But you know who has the last laugh? DC. Because – womp womp – these issues are not returnable.

At least they aren’t now. But maybe they will be. Because this issue is likely to be a big dud.

Also re that Mikael Janin art – kind of a weird take on 60s/70s advertising art for this story.  I’m surprised Bruce isn’t wearing a smoking jacket.

10 COMMENTS

  1. It really seems like Mr. Cunningham is basically admitting that (at least the sales department of) DC views the actual story of the comic is of lesser importance than the physical object itself. Actually that makes perfect sense since Warner Bros. only values the nebulous notion of characters which can be licensed onto various products. I think in deference to this honesty we should follow their wishes and buy Batman. Although I suggest instead of the comic we get bedsheets, I mean it is much harder to spoil a bedsheet. At least until they come out of the package.

    So this reminds me a bit of the thoughts I had after watching the Last Jedi for the first time yesterday. I was debating what is worse for a corporate IP: never being allowed to change or having the company admit the story is meaningless. Somehow DC was able to do both to Batman in one fell swoop.

  2. It is COMPLETELY SHITTY that someone leaked Cunningham’s direct comments that was intended strictly for retailers — it’s almost as bad of a betrayal as the one DC foisted upon us. I am seriously sick at heart that a) a retailer would be as staggeringly stupid as to leak a statement like that (because that’s how you get NO statements in the future) and b) that a professional website would run that without double checking with DC that they want it “in the wild”
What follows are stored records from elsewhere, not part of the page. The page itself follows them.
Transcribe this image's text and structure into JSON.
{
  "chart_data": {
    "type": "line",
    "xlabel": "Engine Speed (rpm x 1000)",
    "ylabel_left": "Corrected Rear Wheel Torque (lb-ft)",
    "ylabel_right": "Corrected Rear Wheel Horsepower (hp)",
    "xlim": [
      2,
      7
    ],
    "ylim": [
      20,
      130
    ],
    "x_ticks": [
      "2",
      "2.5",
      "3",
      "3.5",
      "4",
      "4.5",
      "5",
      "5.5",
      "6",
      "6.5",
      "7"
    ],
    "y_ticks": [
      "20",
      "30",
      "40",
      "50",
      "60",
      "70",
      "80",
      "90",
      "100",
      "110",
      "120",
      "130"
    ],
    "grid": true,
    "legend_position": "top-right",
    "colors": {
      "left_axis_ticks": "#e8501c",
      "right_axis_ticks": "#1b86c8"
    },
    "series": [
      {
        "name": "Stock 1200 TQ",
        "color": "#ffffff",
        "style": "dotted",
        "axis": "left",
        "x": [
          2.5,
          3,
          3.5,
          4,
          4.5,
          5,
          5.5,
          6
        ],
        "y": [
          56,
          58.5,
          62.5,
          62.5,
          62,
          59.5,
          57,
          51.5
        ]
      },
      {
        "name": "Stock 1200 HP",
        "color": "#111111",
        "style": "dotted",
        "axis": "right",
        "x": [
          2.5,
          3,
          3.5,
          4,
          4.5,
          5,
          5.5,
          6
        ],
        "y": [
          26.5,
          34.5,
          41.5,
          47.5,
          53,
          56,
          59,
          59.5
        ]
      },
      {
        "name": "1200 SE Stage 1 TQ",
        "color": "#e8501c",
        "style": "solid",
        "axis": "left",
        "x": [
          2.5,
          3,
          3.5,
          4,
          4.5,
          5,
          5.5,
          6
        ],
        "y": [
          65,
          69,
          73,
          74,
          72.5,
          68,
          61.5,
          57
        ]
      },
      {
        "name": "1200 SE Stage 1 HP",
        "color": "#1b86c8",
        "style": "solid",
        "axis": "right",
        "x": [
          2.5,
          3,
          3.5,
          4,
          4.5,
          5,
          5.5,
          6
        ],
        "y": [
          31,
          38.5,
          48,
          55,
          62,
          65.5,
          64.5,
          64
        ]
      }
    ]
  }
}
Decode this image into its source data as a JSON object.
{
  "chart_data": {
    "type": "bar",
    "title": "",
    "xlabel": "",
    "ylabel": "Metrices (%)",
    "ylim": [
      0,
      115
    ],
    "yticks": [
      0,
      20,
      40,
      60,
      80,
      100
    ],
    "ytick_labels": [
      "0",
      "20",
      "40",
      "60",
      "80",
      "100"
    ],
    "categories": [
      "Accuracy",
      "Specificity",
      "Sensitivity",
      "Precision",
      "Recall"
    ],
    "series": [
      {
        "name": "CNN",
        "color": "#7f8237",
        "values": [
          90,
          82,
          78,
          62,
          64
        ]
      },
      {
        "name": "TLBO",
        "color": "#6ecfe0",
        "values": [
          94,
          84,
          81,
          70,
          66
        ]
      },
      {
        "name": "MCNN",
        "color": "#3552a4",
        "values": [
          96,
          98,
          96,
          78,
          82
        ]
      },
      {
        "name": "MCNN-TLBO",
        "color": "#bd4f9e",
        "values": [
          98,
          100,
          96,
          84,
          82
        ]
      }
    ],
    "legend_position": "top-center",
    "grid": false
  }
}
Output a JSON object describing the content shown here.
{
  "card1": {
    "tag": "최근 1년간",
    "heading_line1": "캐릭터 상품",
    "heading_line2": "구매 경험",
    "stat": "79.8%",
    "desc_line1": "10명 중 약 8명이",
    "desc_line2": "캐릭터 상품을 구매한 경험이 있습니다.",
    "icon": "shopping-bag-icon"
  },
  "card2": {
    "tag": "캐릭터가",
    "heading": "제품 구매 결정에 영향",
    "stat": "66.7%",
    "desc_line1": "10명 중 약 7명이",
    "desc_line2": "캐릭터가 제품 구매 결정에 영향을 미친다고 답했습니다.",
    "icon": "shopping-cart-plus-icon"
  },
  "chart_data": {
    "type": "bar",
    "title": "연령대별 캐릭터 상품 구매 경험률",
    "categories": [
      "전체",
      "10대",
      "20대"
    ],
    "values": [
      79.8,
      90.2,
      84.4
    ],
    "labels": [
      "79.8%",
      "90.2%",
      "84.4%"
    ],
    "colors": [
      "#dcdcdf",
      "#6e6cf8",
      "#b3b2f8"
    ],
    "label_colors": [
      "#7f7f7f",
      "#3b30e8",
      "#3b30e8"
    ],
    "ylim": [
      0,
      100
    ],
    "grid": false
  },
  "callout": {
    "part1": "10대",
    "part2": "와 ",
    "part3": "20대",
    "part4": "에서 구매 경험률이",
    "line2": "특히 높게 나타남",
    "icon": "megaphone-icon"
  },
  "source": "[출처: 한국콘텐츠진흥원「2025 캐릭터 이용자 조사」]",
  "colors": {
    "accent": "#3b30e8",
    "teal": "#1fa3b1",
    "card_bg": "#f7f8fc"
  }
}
    I try not to wish ill of people, but whoever the leaker was has nothing but my ire and disrespect and literally set the course of publisher/retailer relationships back a decade.

    This is why we can’t have nice things.

    -B

  3. HAHAHA. They’ve been stringing suckers along all this time with this storyline. I love it. I can see comic stores now upset by the ending being status quo.

  4. How is it a news websites fault for running that statement? If their source proved authenticity, they should run it. Cunningham’s statement is newsworthy. Less dependence on not ruining the precious PR of DC should be the least of everyones problems.

  5. I think its really really sad, that the only marketing strategy the comics industry has ever found effective is to spoil their own stories right before they come out. Speaks volumes to the state of things.

  6. All kinds of journalism class papers to be had in this story, it seems, both for the mainstream and for comics outlets.

    Probably the most important comics industry “leak” in the last half-century was DC’s Diamond agreement memo, which the Comics Journal ran in 1995. That was a clear case of a document that portended major changes for many of the businesses the magazine covered; it probably had to run, even knowing there was no way DC or Diamond was going to comment on it if asked.

    For this, my J-school professors would probably say that whoever got the initial message from the forum should have gone to the publisher saying, “We have this communication, and it’s of public interest; is it indeed from you, and do you want to take this chance to give my publication a statement that you intend to make public instead of this one, understanding that we still reserve the right to run the original?” In the internet era, though, post-it-all-now tends to be more the prevalent practice, for better or worse.

    The other is a bit more straightforward — a newspaper copy editor (and it probably was one here) who spoiled a movie yet to open in a headline would usually be up for reprimand. It wouldn’t be in readers’ best interests, and it would do harm to local businesses for no real benefit.

  7. Ehm, I NEVER expected them to get married. There was an upcoming Catwoman series planned! The sollicitation of #1 didn’t mention the wedding AT ALL! I don’t understand everybody being surprised. This is DC we’re talking about, the company that killed Superman and thought Doomsday Clock would make a good story. I admit their general level of quality is higher than Marvels’, and they know how to package and promote their collected editions better than Marvel, but at it’s base, it is a similar corporate company, not primarily concerned with stories, but with moving product, despite percieved best intentions of the creative people involved.

  8. Oh, I forgot: also the same company that pulled out of Batwoman’s wedding, thereby killing off a great series. So no, Corporate DC really doesn’t care about the stories as much as they pretend to do.